Re: efficient histogram implementation in CUDA

If it helps, [this 
approach|https://scholar.google.com/scholar?cluster=4154868272073145366&hl=en&as_sdt=0,3]
 has been good for a balance between GPU performance and ease of implementation 
for work I've done in the past. If academic paywalls block you for all those 
results, it looks to also be available (presumably by the authors) on 
[researchgate|https://www.researchgate.net/publication/256674650_An_optimized_approach_to_histogram_computation_on_GPU]

The basic idea is to compute sub-histograms in each thread block with each 
thread block accumulating into the local memory. Then, when each thread block 
finishes its workload, it atomically adds the result to global memory, reducing 
the overall amount of traffic to global memory.

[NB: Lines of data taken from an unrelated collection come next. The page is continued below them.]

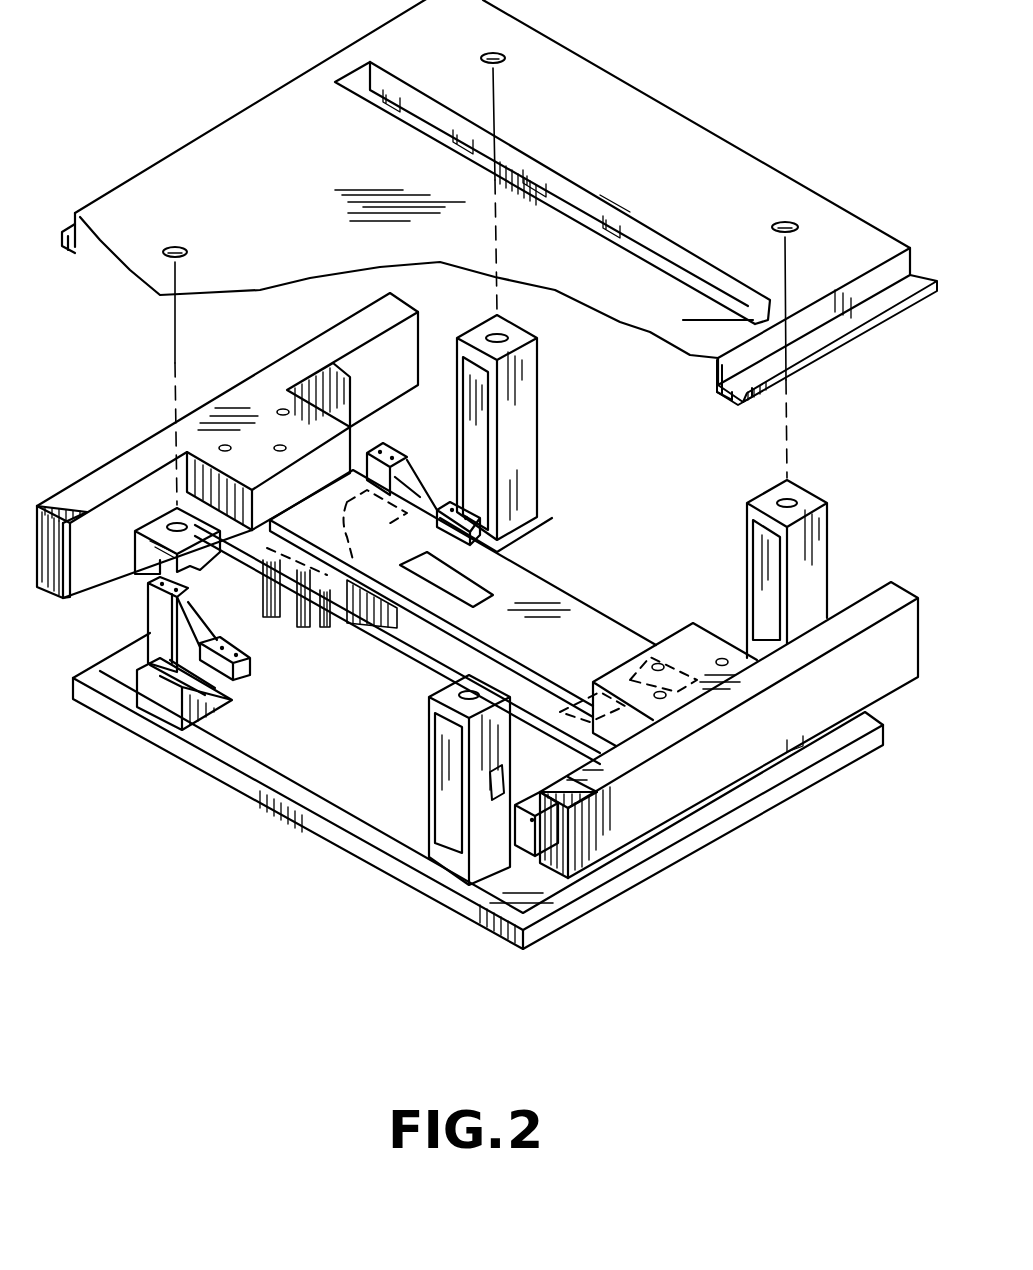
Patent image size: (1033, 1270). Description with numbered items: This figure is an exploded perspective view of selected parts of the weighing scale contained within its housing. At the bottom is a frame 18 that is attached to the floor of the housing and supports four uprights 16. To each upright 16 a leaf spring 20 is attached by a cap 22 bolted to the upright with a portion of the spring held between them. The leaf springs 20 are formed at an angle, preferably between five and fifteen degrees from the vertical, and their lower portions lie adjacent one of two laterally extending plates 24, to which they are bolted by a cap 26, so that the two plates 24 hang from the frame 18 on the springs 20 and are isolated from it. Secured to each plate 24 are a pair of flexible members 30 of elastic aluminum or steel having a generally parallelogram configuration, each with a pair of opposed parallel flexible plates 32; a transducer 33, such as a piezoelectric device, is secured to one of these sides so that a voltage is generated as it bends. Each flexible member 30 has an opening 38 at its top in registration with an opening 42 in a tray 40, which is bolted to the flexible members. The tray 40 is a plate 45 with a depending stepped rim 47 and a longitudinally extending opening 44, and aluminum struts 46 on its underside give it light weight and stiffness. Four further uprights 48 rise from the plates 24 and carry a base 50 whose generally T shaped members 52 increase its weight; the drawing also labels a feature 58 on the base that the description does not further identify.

The upright 16 is at (117, 667).
The frame 18 is at (500, 933).
The leaf spring 20 is at (153, 643).
The cap 22 is at (147, 588).
The laterally extending plate 24 is at (203, 713).
The cap 26 is at (237, 643).
The flexible member 30 is at (560, 438).
The flexible plate 32 is at (132, 573).
The transducer 33 is at (483, 862).
The opening 38 is at (167, 527).
The tray 40 is at (665, 106).
The opening 42 is at (185, 248).
The longitudinally extending opening 44 is at (645, 222).
The plate 45 is at (657, 348).
The strut 46 is at (583, 200).
The stepped rim 47 is at (727, 391).
The upright 48 is at (352, 552).
The base 50 is at (570, 590).
The T shaped member 52 is at (107, 463).
The plate slot 58 is at (410, 600).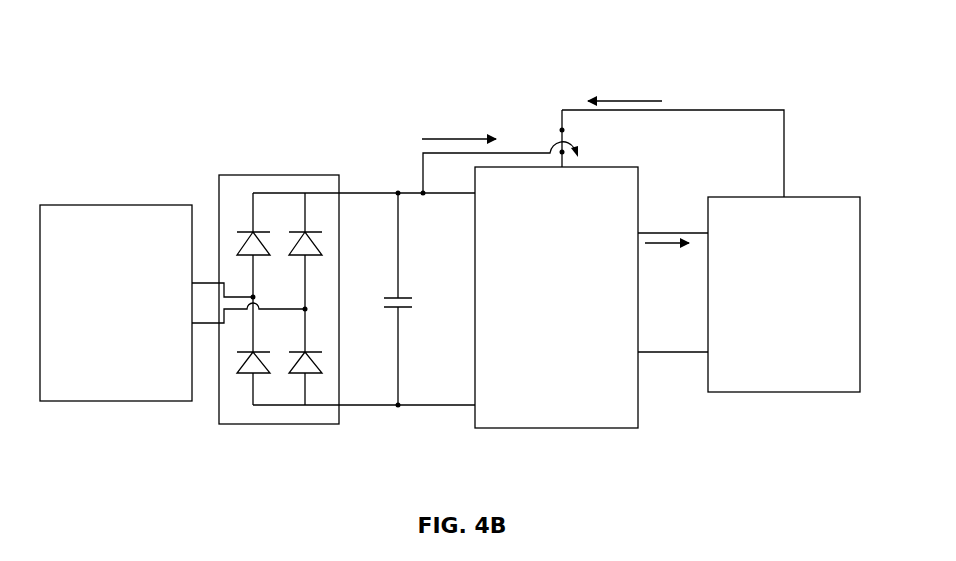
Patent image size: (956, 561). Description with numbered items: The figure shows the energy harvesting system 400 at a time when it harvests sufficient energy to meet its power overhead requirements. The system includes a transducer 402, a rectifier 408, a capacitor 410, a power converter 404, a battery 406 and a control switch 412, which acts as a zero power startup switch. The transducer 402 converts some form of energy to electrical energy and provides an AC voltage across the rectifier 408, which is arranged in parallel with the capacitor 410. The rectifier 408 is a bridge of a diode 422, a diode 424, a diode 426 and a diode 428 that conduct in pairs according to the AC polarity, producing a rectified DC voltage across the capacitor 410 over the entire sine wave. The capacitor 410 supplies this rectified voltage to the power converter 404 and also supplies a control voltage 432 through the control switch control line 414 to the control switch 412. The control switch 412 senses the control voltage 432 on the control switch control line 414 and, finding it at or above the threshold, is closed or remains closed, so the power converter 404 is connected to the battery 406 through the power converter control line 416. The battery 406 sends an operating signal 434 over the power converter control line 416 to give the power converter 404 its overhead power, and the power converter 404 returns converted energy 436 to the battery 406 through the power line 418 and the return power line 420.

The energy harvesting system 400 is at (168, 78).
The transducer 402 is at (102, 205).
The power converter 404 is at (606, 167).
The battery 406 is at (799, 197).
The rectifier 408 is at (326, 300).
The capacitor 410 is at (393, 308).
The control switch 412 is at (556, 125).
The control switch control line 414 is at (440, 152).
The power converter control line 416 is at (681, 110).
The power line 418 is at (665, 233).
The return power line 420 is at (667, 353).
The diode 422 is at (237, 243).
The diode 424 is at (318, 367).
The diode 426 is at (318, 250).
The diode 428 is at (238, 367).
The control voltage VC 432 is at (462, 139).
The operating signal 434 is at (614, 101).
The converted energy 436 is at (684, 246).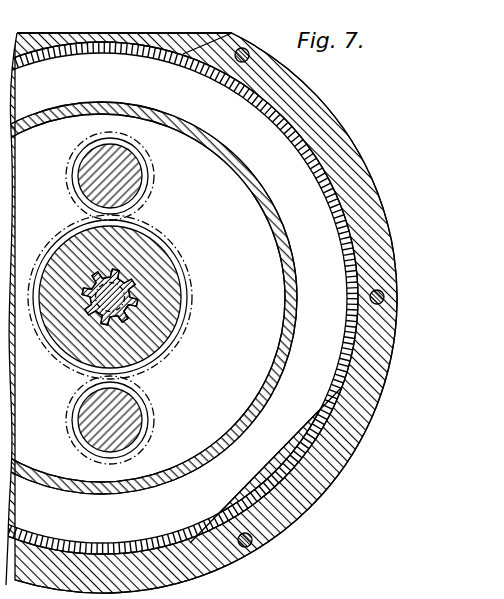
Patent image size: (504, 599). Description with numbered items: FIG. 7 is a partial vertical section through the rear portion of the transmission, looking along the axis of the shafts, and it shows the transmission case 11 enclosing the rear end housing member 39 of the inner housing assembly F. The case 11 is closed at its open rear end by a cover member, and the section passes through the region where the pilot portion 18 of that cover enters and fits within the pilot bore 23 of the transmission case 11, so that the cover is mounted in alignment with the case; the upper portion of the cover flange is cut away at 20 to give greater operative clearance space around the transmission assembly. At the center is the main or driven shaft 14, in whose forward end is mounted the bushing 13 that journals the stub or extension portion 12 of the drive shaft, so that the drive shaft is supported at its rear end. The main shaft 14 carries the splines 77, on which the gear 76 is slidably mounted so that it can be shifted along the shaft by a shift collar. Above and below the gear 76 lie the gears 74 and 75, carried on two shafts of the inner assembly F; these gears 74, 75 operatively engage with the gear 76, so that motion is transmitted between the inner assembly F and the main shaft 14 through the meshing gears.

The transmission case 11 is at (318, 118).
The stub or extension portion 12 is at (127, 292).
The bushing 13 is at (133, 288).
The main or driven shaft 14 is at (138, 311).
The pilot portion 18 is at (236, 34).
The cut-away portion of flange 20 is at (156, 33).
The pilot bore 23 is at (284, 103).
The end housing member 39 is at (270, 193).
The gear 74 is at (153, 182).
The gear 75 is at (158, 412).
The gear 76 is at (192, 287).
The splines 77 is at (148, 326).
The inner housing assembly F is at (290, 233).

To increase throughput and reduce shared memory contention, the main 
contribution here is that they actually use R "replicated" sub-histograms in 
each thread block, and they offset them so that bin 0 of the 1st histogram 
falls into a different memory bank than bin 0 of the 2nd histogram, and so on 
for R histograms. Essentially, it improves throughput in the degenerate case 
where multiple threads are trying to accumulate the same histogram bin at the 
same time.

> Explore GPU acceleration
> ------------------------
>
>                 Key: LUCENE-7745
>                 URL: https://issues.apache.org/jira/browse/LUCENE-7745
>             Project: Lucene - Core
>          Issue Type: Improvement
>            Reporter: Ishan Chattopadhyaya
>            Assignee: Ishan Chattopadhyaya
>            Priority: Major
>              Labels: gsoc2017, mentor
>         Attachments: TermDisjunctionQuery.java, gpu-benchmarks.png
>
>
> There are parts of Lucene that can potentially be speeded up if computations 
> were to be offloaded from CPU to the GPU(s). With commodity GPUs having as 
> high as 12GB of high bandwidth RAM, we might be able to leverage GPUs to 
> speed parts of Lucene (indexing, search).
> First that comes to mind is spatial filtering, which is traditionally known 
> to be a good candidate for GPU based speedup (esp. when complex polygons are 
> involved). In the past, Mike McCandless has mentioned that "both initial 
> indexing and merging are CPU/IO intensive, but they are very amenable to 
> soaking up the hardware's concurrency."
> I'm opening this issue as an exploratory task, suitable for a GSoC project. I 
> volunteer to mentor any GSoC student willing to work on this this summer.